Не оставила без внимания Долли и другую фразу Анны, о том, что она теперь не может заснуть без морфия, к которому привыкла во время болезни. Но та болезнь, физическая, уже прошла, а другой, душевный недуг постепенно овладевал ее сознанием. По мере того как разрушались ее связи с внешним миром, она замыкалась в самой себе.
Единственной «опорой» Анны становится ее страстное чувство любви к Вронскому. Но странное дело — это чувство любви к другому превращается в болезненное и раздражительное чувство любви к самой себе. «Моя любовь, — признается Анна, — все делается страстнее и себялюбивее, а его все гаснет, и гаснет, и вот отчего мы расходимся. И помочь этому нельзя».
Диалектика перехода чувства самоотверженной любви к другому в себялюбивую и эгоистическую страсть, сжимающую весь мир в одну сверкающую и доводящую до безумия точку, — вот феноменология души Анны Карениной, раскрытая Толстым с шекспировской глубиной и силой.
Как Толстой относился к Анне Карениной? В своем романе он не хотел пользоваться «пафосом и объясняющими рассуждениями». Он писал суровую историю ее страданий и падений. Толстой как бы не вмешивался в ее жизнь. Анна действует так, как если бы она была совершенно независима от авторской воли. В ее рассуждениях есть горячая логика страстей. И оказывается, что даже разум ей дан только на то, чтобы «избавиться»…
«И я накажу его и избавлюсь от всех и от себя», — говорит Анна. Так ее любовь приходит к своему самоотрицанию, превращается в ожесточение, приводит ее к раздору со всеми, с миром, с жизнью. Это была жестокая диалектика, и Толстой выдержал ее до конца.
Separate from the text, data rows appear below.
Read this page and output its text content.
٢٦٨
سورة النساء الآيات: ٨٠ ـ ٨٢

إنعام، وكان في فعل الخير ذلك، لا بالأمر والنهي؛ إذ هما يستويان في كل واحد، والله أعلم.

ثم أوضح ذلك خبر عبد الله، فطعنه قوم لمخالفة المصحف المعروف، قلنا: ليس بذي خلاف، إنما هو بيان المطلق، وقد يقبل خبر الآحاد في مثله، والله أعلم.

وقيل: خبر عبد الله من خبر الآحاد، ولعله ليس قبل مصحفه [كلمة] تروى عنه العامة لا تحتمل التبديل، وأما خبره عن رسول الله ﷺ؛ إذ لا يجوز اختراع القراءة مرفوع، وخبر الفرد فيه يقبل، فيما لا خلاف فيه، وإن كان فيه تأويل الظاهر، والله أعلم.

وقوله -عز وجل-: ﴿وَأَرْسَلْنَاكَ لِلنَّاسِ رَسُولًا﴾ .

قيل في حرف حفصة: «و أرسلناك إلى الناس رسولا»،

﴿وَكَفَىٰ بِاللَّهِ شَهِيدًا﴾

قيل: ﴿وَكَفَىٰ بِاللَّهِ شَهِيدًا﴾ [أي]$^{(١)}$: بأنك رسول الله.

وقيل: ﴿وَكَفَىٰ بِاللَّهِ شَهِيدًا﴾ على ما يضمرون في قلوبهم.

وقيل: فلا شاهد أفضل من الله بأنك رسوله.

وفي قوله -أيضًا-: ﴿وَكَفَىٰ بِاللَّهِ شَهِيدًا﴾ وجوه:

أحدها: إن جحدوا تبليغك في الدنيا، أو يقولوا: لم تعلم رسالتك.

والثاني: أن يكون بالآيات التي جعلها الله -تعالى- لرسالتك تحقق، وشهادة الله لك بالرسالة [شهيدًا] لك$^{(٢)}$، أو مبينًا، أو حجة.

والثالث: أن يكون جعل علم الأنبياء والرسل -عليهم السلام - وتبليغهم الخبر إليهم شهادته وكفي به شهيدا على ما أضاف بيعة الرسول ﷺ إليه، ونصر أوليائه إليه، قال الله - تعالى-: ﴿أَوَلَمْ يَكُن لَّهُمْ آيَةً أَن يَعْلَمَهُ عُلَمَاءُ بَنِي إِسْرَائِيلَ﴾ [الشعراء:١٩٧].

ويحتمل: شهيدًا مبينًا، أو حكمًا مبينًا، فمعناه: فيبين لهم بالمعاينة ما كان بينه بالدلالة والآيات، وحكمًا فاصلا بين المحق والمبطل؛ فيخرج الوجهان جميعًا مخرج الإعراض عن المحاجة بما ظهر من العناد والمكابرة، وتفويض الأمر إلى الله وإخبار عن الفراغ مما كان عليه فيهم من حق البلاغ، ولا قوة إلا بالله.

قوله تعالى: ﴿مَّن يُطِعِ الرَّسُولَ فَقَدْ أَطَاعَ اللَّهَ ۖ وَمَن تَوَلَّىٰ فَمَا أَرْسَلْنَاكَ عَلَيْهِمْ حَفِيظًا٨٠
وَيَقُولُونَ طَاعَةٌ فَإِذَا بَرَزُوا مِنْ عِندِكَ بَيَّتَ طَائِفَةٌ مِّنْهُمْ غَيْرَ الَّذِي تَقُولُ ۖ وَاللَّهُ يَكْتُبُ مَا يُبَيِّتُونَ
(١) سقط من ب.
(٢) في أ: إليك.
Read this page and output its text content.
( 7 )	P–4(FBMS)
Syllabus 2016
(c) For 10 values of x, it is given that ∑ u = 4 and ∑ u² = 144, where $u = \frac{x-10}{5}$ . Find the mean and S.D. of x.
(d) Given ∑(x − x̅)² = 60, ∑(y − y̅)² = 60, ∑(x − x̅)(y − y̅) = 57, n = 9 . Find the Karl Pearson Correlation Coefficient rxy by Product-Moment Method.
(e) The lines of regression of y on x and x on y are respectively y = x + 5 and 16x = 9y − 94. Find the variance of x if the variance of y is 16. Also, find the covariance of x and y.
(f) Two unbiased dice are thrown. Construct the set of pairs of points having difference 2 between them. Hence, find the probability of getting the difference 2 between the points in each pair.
И все же, как относился Толстой к Анне Карениной?
Одни критики, как это верно заметил В. В. Ермилов, называли Толстого «прокурором» несчастной женщины, а другие считали его ее «адвокатом»[58]. Иными словами, в романе видели то осуждение Анны Карениной, то ее «оправдание». И в том и в другом случае отношение автора к героине оказывалось «судебным».
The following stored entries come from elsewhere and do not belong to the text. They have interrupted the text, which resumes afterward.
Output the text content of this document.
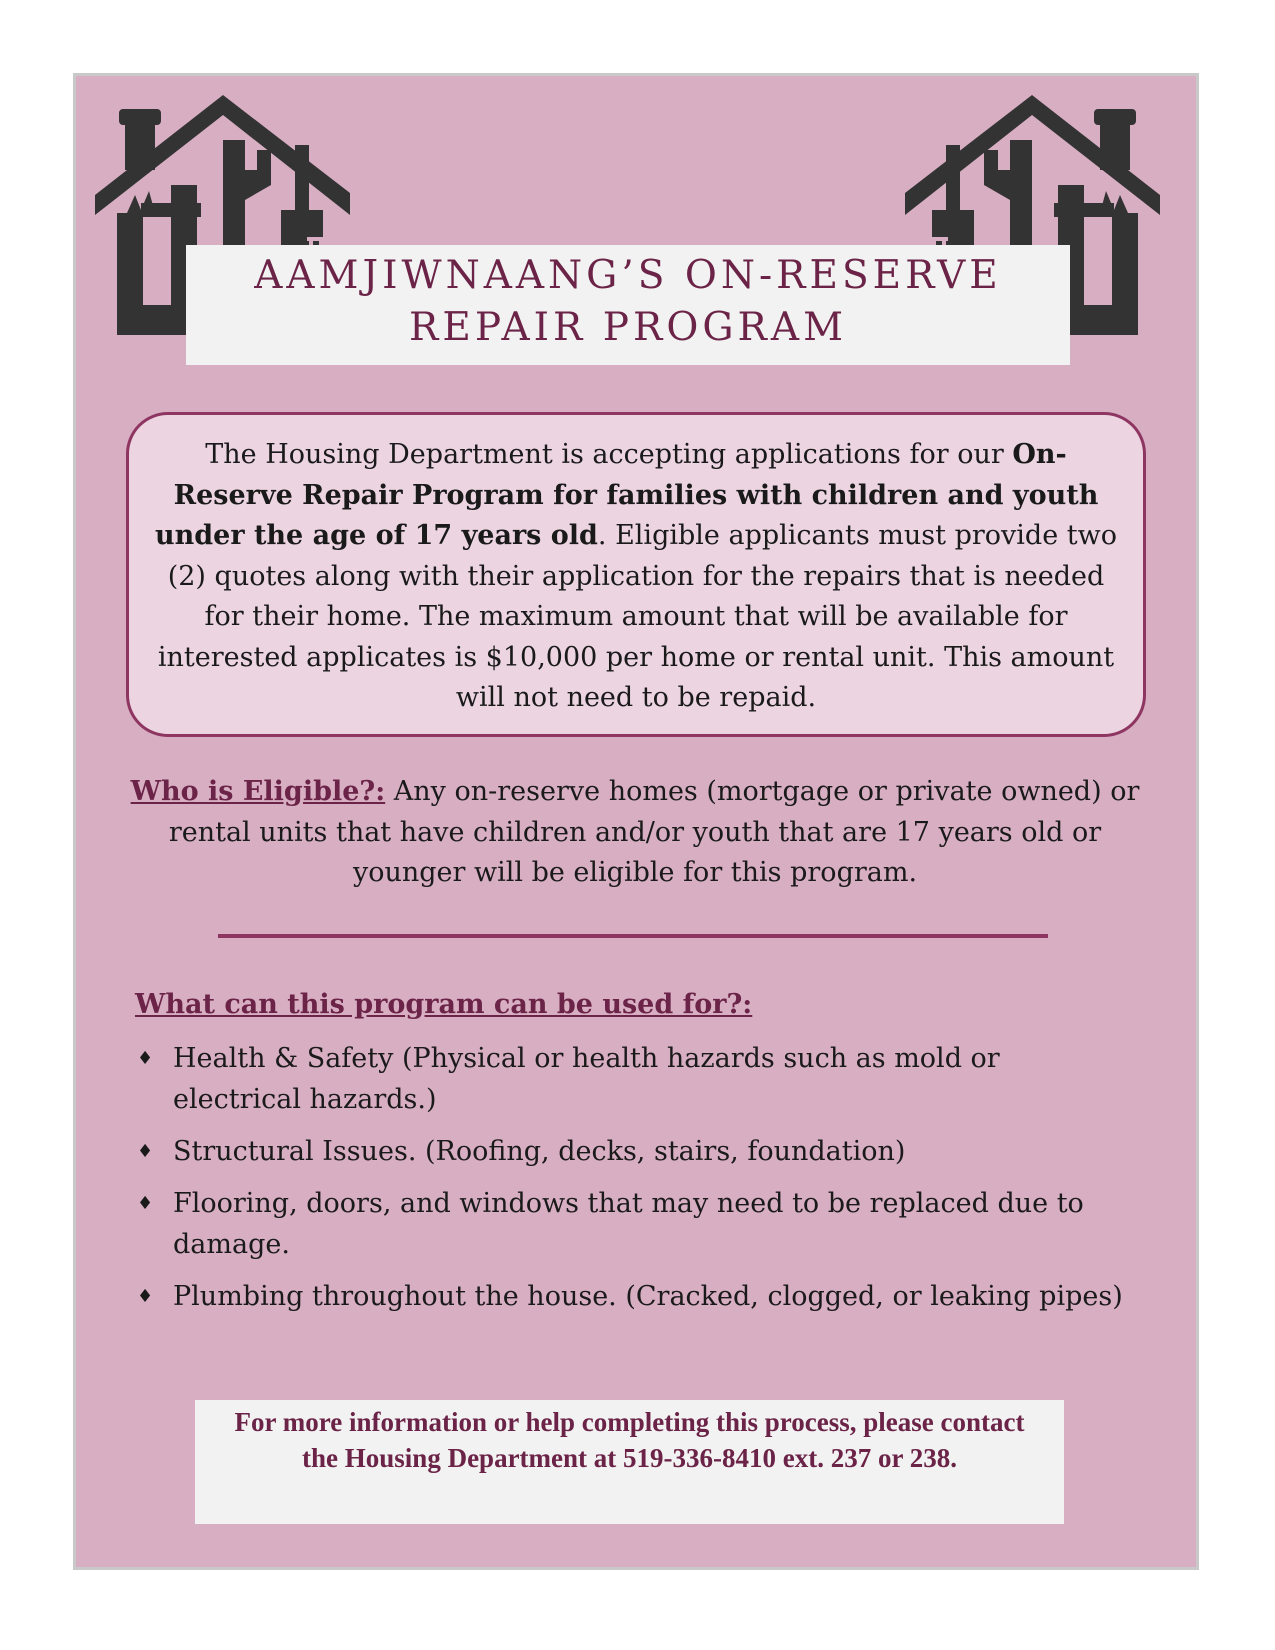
AAMJIWNAANG’S ON-RESERVE
REPAIR PROGRAM
The Housing Department is accepting applications for our On-Reserve Repair Program for families with children and youth under the age of 17 years old. Eligible applicants must provide two (2) quotes along with their application for the repairs that is needed for their home. The maximum amount that will be available for interested applicates is $10,000 per home or rental unit. This amount will not need to be repaid.
Who is Eligible?: Any on-reserve homes (mortgage or private owned) or rental units that have children and/or youth that are 17 years old or younger will be eligible for this program.
What can this program can be used for?:
♦ Health & Safety (Physical or health hazards such as mold or electrical hazards.)
♦ Structural Issues. (Roofing, decks, stairs, foundation)
♦ Flooring, doors, and windows that may need to be replaced due to damage.
♦ Plumbing throughout the house. (Cracked, clogged, or leaking pipes)
For more information or help completing this process, please contact
the Housing Department at 519-336-8410 ext. 237 or 238.
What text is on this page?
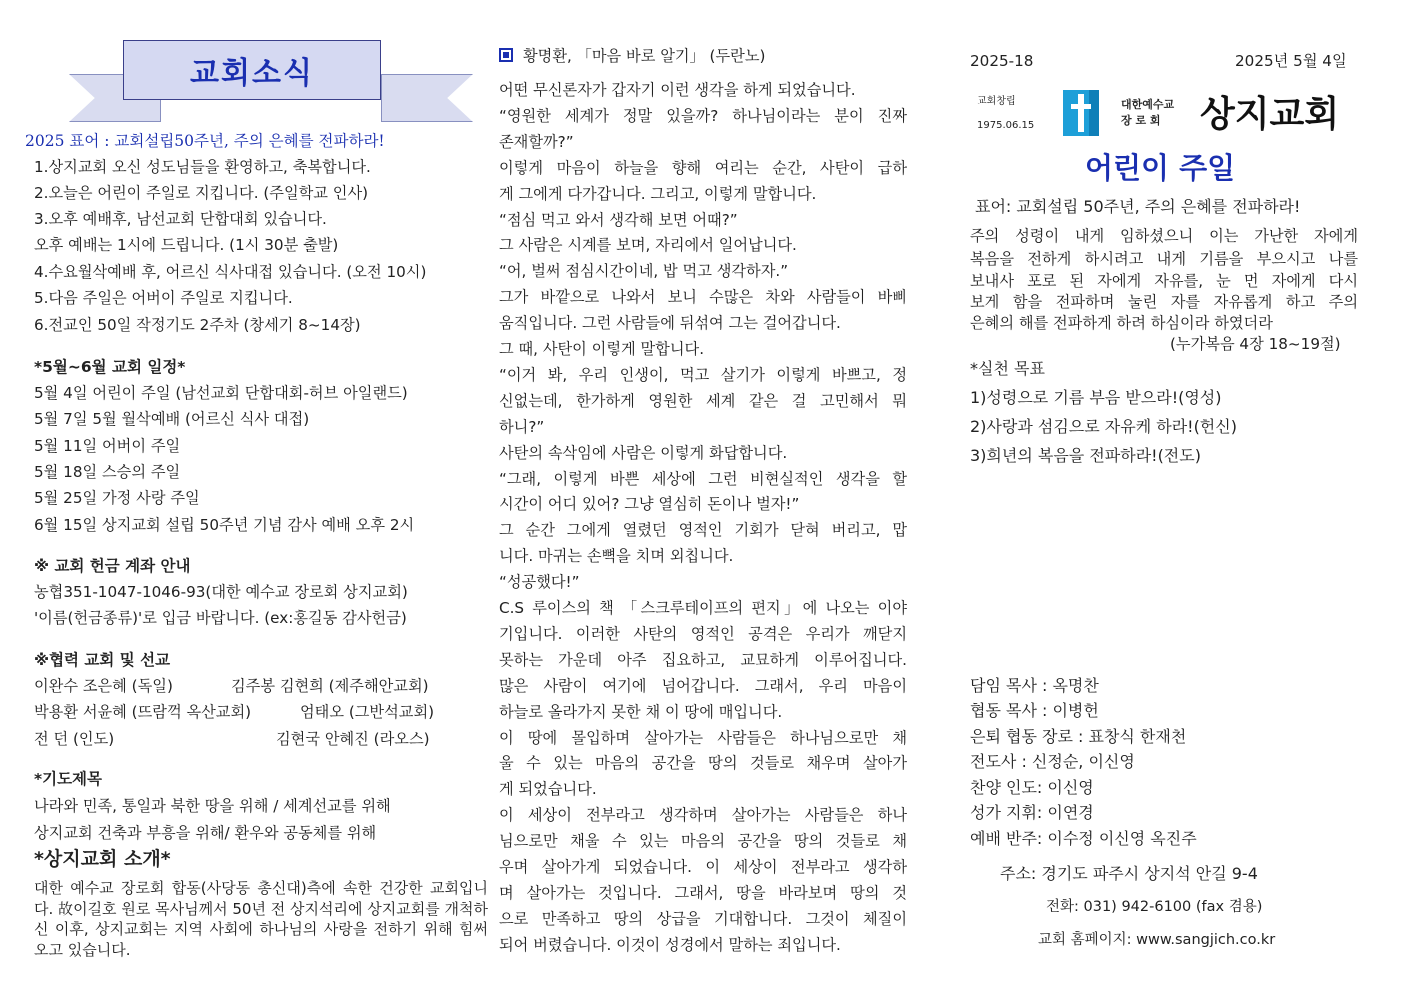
교회소식
2025 표어 : 교회설립50주년, 주의 은혜를 전파하라!
1.상지교회 오신 성도님들을 환영하고, 축복합니다.
2.오늘은 어린이 주일로 지킵니다. (주일학교 인사)
3.오후 예배후, 남선교회 단합대회 있습니다.
오후 예배는 1시에 드립니다. (1시 30분 출발)
4.수요월삭예배 후, 어르신 식사대접 있습니다. (오전 10시)
5.다음 주일은 어버이 주일로 지킵니다.
6.전교인 50일 작정기도 2주차 (창세기 8~14장)
*5월~6월 교회 일정*
5월 4일 어린이 주일 (남선교회 단합대회-허브 아일랜드)
5월 7일 5월 월삭예배 (어르신 식사 대접)
5월 11일 어버이 주일
5월 18일 스승의 주일
5월 25일 가정 사랑 주일
6월 15일 상지교회 설립 50주년 기념 감사 예배 오후 2시
※ 교회 헌금 계좌 안내
농협351-1047-1046-93(대한 예수교 장로회 상지교회)
'이름(헌금종류)'로 입금 바랍니다. (ex:홍길동 감사헌금)
※협력 교회 및 선교
이완수 조은혜 (독일)	김주봉 김현희 (제주해안교회)
박용환 서윤혜 (뜨람꺽 옥산교회)	엄태오 (그반석교회)
전 던 (인도)	김현국 안혜진 (라오스)
*기도제목
나라와 민족, 통일과 북한 땅을 위해 / 세계선교를 위해
상지교회 건축과 부흥을 위해/ 환우와 공동체를 위해
*상지교회 소개*
대한 예수교 장로회 합동(사당동 총신대)측에 속한 건강한 교회입니다. 故이길호 원로 목사님께서 50년 전 상지석리에 상지교회를 개척하신 이후, 상지교회는 지역 사회에 하나님의 사랑을 전하기 위해 힘써 오고 있습니다.
황명환, 「마음 바로 알기」 (두란노)
어떤 무신론자가 갑자기 이런 생각을 하게 되었습니다.
“영원한 세계가 정말 있을까? 하나님이라는 분이 진짜
존재할까?”
이렇게 마음이 하늘을 향해 여리는 순간, 사탄이 급하
게 그에게 다가갑니다. 그리고, 이렇게 말합니다.
“점심 먹고 와서 생각해 보면 어때?”
그 사람은 시계를 보며, 자리에서 일어납니다.
“어, 벌써 점심시간이네, 밥 먹고 생각하자.”
그가 바깥으로 나와서 보니 수많은 차와 사람들이 바삐
움직입니다. 그런 사람들에 뒤섞여 그는 걸어갑니다.
그 때, 사탄이 이렇게 말합니다.
“이거 봐, 우리 인생이, 먹고 살기가 이렇게 바쁘고, 정
신없는데, 한가하게 영원한 세계 같은 걸 고민해서 뭐
하니?”
사탄의 속삭임에 사람은 이렇게 화답합니다.
“그래, 이렇게 바쁜 세상에 그런 비현실적인 생각을 할
시간이 어디 있어? 그냥 열심히 돈이나 벌자!”
그 순간 그에게 열렸던 영적인 기회가 닫혀 버리고, 맙
니다. 마귀는 손뼉을 치며 외칩니다.
“성공했다!”
C.S 루이스의 책 「스크루테이프의 편지」에 나오는 이야
기입니다. 이러한 사탄의 영적인 공격은 우리가 깨닫지
못하는 가운데 아주 집요하고, 교묘하게 이루어집니다.
많은 사람이 여기에 넘어갑니다. 그래서, 우리 마음이
하늘로 올라가지 못한 채 이 땅에 매입니다.
이 땅에 몰입하며 살아가는 사람들은 하나님으로만 채
울 수 있는 마음의 공간을 땅의 것들로 채우며 살아가
게 되었습니다.
이 세상이 전부라고 생각하며 살아가는 사람들은 하나
님으로만 채울 수 있는 마음의 공간을 땅의 것들로 채
우며 살아가게 되었습니다. 이 세상이 전부라고 생각하
며 살아가는 것입니다. 그래서, 땅을 바라보며 땅의 것
으로 만족하고 땅의 상급을 기대합니다. 그것이 체질이
되어 버렸습니다. 이것이 성경에서 말하는 죄입니다.
2025-18	2025년 5월 4일
교회창립
1975.06.15
대한예수교
장 로 회 상지교회
어린이 주일
표어: 교회설립 50주년, 주의 은혜를 전파하라!
주의 성령이 내게 임하셨으니 이는 가난한 자에게
복음을 전하게 하시려고 내게 기름을 부으시고 나를
보내사 포로 된 자에게 자유를, 눈 먼 자에게 다시
보게 함을 전파하며 눌린 자를 자유롭게 하고 주의
은혜의 해를 전파하게 하려 하심이라 하였더라
(누가복음 4장 18~19절)
*실천 목표
1)성령으로 기름 부음 받으라!(영성)
2)사랑과 섬김으로 자유케 하라!(헌신)
3)희년의 복음을 전파하라!(전도)
담임 목사 : 옥명찬
협동 목사 : 이병헌
은퇴 협동 장로 : 표창식 한재천
전도사 : 신정순, 이신영
찬양 인도: 이신영
성가 지휘: 이연경
예배 반주: 이수정 이신영 옥진주
주소: 경기도 파주시 상지석 안길 9-4
전화: 031) 942-6100 (fax 겸용)
교회 홈페이지: www.sangjich.co.kr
Но как не вяжутся эти определения с «семейной мыслью» романа, с его главной мыслью, и его объективным стилем! Аннушка, горничная Анны Карениной, рассказывает Долли: «Я с Анной Аркадьевной выросла, они мне дороже всего. Что ж, не нам судить. А уж так, кажется, любит»… Эти простодушные слова понимания и неосуждения были для Толстого очень дороги.
Отношение самого Толстого к Анне Карениной скорее можно назвать отцовским, чем судебным. Он скорбел над судьбой своей героини, любил и жалел ее. Иногда и сердился на нее, как сердятся на близкого человека. «Но не говорите мне про нее дурного, — как-то сказал Толстой об Анне Карениной. — …Она все-таки усыновлена» (62, 257).
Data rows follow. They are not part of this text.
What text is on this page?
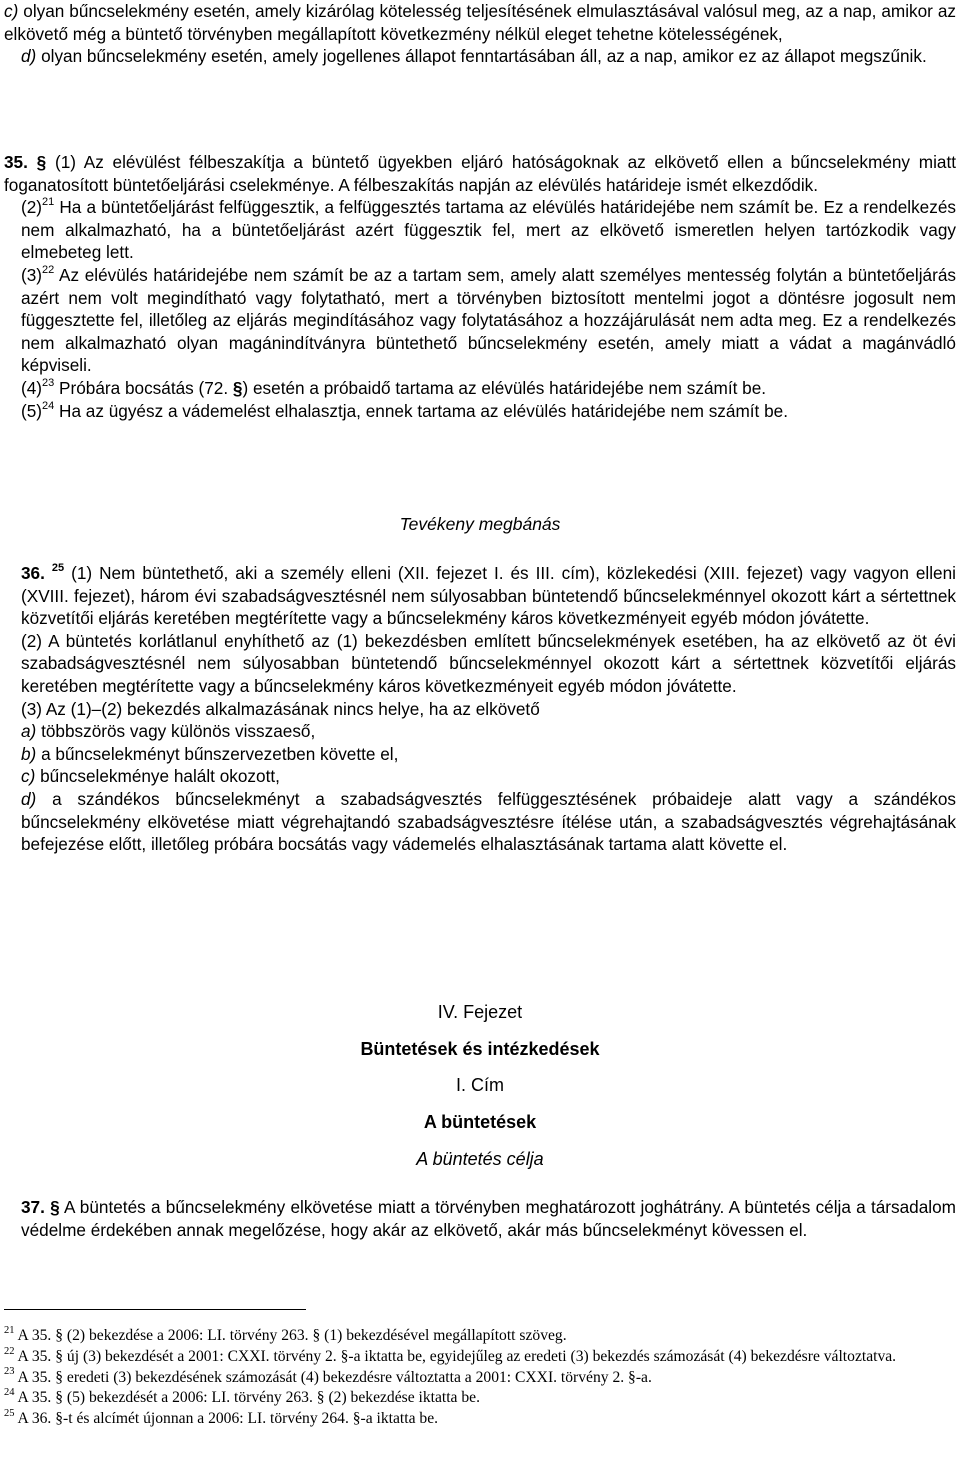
c) olyan bűncselekmény esetén, amely kizárólag kötelesség teljesítésének elmulasztásával valósul meg, az a nap, amikor az elkövető még a büntető törvényben megállapított következmény nélkül eleget tehetne kötelességének,

d) olyan bűncselekmény esetén, amely jogellenes állapot fenntartásában áll, az a nap, amikor ez az állapot megszűnik.

35. § (1) Az elévülést félbeszakítja a büntető ügyekben eljáró hatóságoknak az elkövető ellen a bűncselekmény miatt foganatosított büntetőeljárási cselekménye. A félbeszakítás napján az elévülés határideje ismét elkezdődik.

$(2)^{21}$ Ha a büntetőeljárást felfüggesztik, a felfüggesztés tartama az elévülés határidejébe nem számít be. Ez a rendelkezés nem alkalmazható, ha a büntetőeljárást azért függesztik fel, mert az elkövető ismeretlen helyen tartózkodik vagy elmebeteg lett.

$(3)^{22}$ Az elévülés határidejébe nem számít be az a tartam sem, amely alatt személyes mentesség folytán a büntetőeljárás azért nem volt megindítható vagy folytatható, mert a törvényben biztosított mentelmi jogot a döntésre jogosult nem függesztette fel, illetőleg az eljárás megindításához vagy folytatásához a hozzájárulását nem adta meg. Ez a rendelkezés nem alkalmazható olyan magánindítványra büntethető bűncselekmény esetén, amely miatt a vádat a magánvádló képviseli.

$(4)^{23}$ Próbára bocsátás (72. §) esetén a próbaidő tartama az elévülés határidejébe nem számít be.

$(5)^{24}$ Ha az ügyész a vádemelést elhalasztja, ennek tartama az elévülés határidejébe nem számít be.

Tevékeny megbánás

36. $^{25}$ (1) Nem büntethető, aki a személy elleni (XII. fejezet I. és III. cím), közlekedési (XIII. fejezet) vagy vagyon elleni (XVIII. fejezet), három évi szabadságvesztésnél nem súlyosabban büntetendő bűncselekménnyel okozott kárt a sértettnek közvetítői eljárás keretében megtérítette vagy a bűncselekmény káros következményeit egyéb módon jóvátette.

(2) A büntetés korlátlanul enyhíthető az (1) bekezdésben említett bűncselekmények esetében, ha az elkövető az öt évi szabadságvesztésnél nem súlyosabban büntetendő bűncselekménnyel okozott kárt a sértettnek közvetítői eljárás keretében megtérítette vagy a bűncselekmény káros következményeit egyéb módon jóvátette.

(3) Az (1)–(2) bekezdés alkalmazásának nincs helye, ha az elkövető

a) többszörös vagy különös visszaeső,

b) a bűncselekményt bűnszervezetben követte el,

c) bűncselekménye halált okozott,

d) a szándékos bűncselekményt a szabadságvesztés felfüggesztésének próbaideje alatt vagy a szándékos bűncselekmény elkövetése miatt végrehajtandó szabadságvesztésre ítélése után, a szabadságvesztés végrehajtásának befejezése előtt, illetőleg próbára bocsátás vagy vádemelés elhalasztásának tartama alatt követte el.

IV. Fejezet

Büntetések és intézkedések

I. Cím

A büntetések

A büntetés célja

37. § A büntetés a bűncselekmény elkövetése miatt a törvényben meghatározott joghátrány. A büntetés célja a társadalom védelme érdekében annak megelőzése, hogy akár az elkövető, akár más bűncselekményt kövessen el.

$^{21}$ A 35. § (2) bekezdése a 2006: LI. törvény 263. § (1) bekezdésével megállapított szöveg.

$^{22}$ A 35. § új (3) bekezdését a 2001: CXXI. törvény 2. §-a iktatta be, egyidejűleg az eredeti (3) bekezdés számozását (4) bekezdésre változtatva.

$^{23}$ A 35. § eredeti (3) bekezdésének számozását (4) bekezdésre változtatta a 2001: CXXI. törvény 2. §-a.

$^{24}$ A 35. § (5) bekezdését a 2006: LI. törvény 263. § (2) bekezdése iktatta be.

$^{25}$ A 36. §-t és alcímét újonnan a 2006: LI. törvény 264. §-a iktatta be.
Характер Вронского столь же неоднороден, как и другие характеры героев Толстого.
Всем, кто не знает его или знает очень мало, он кажется человеком замкнутым, холодным и высокомерным. Вронский довел до отчаяния своего случайного соседа в вагоне поезда именно тем, что совершенно не замечал его.
Вронский «казался горд и самодовлеющ». Он смотрел на людей как на вещи. Молодой нервный человек, служащий в окружном суде, сидевший против него, возненавидел его за этот вид. Молодой человек и закуривал у него, и заговаривал с ним, и даже толкал его, чтобы дать ему почувствовать, что он не вещь, а человек, но Вронский «смотрел на него все так же, как на фонарь».
Но это лишь внешняя, хотя и очень естественная для Вронского форма поведения. Любовь к Анне переменила его жизнь, сделала его проще, лучше, свободнее. Он как бы смягчился душевно, и у него возникла мечта о какой-то другой жизни. Из офицера и светского человека он превращается в «свободного художника». «Он чувствовал всю прелесть свободы вообще, которой он не знал прежде, и свободы любви, и был доволен», — пишет Толстой.
Так создается
Анна бессознательно относится к Вронскому только как к любовнику. И он почти не выходит из этой роли. Поэтому они оба все время сознают последствия однажды совершенного «преступления», которое «мешает счастью». Вронский должен был разрушить семью Каренина, разлучить Сережу с матерью, вырвать Анну из ее «закона».
Сознательно, конечно, Вронский не ставил перед собой таких целей. Он не был «злодеем», все совершилось как бы само собой. И потом он много раз предлагал Анне бросить все, уехать и, главное, забыть все. Но ничего забыть было невозможно. У души человеческой взыскующая память. И вот почему счастье оказалось невозможным, хотя оно как будто было «так близко»….
Единственным оправданием Вронского была его «вертеровская страсть». А страсть, по мнению Толстого, — это «демоническое», разрушительное начало. «Злой дух» раздора проник в отношения Анны и Вронского. И стал разрушать их свободу и счастье.
«Они почувствовали, — пишет Толстой, — что рядом с их любовью, которая связывала их, установился между ними злой дух какой-то борьбы, которого она не могла изгнать ни из своего, ни, еще меньше, из его сердца». Поэтому не имеет смысла вопрос: любил ли Вронский Анну в последние дни ее жизни? Чем больше он любил ее, тем выше возносился над ними «злой дух какой-то борьбы», «как будто условия борьбы не позволяли ей покориться».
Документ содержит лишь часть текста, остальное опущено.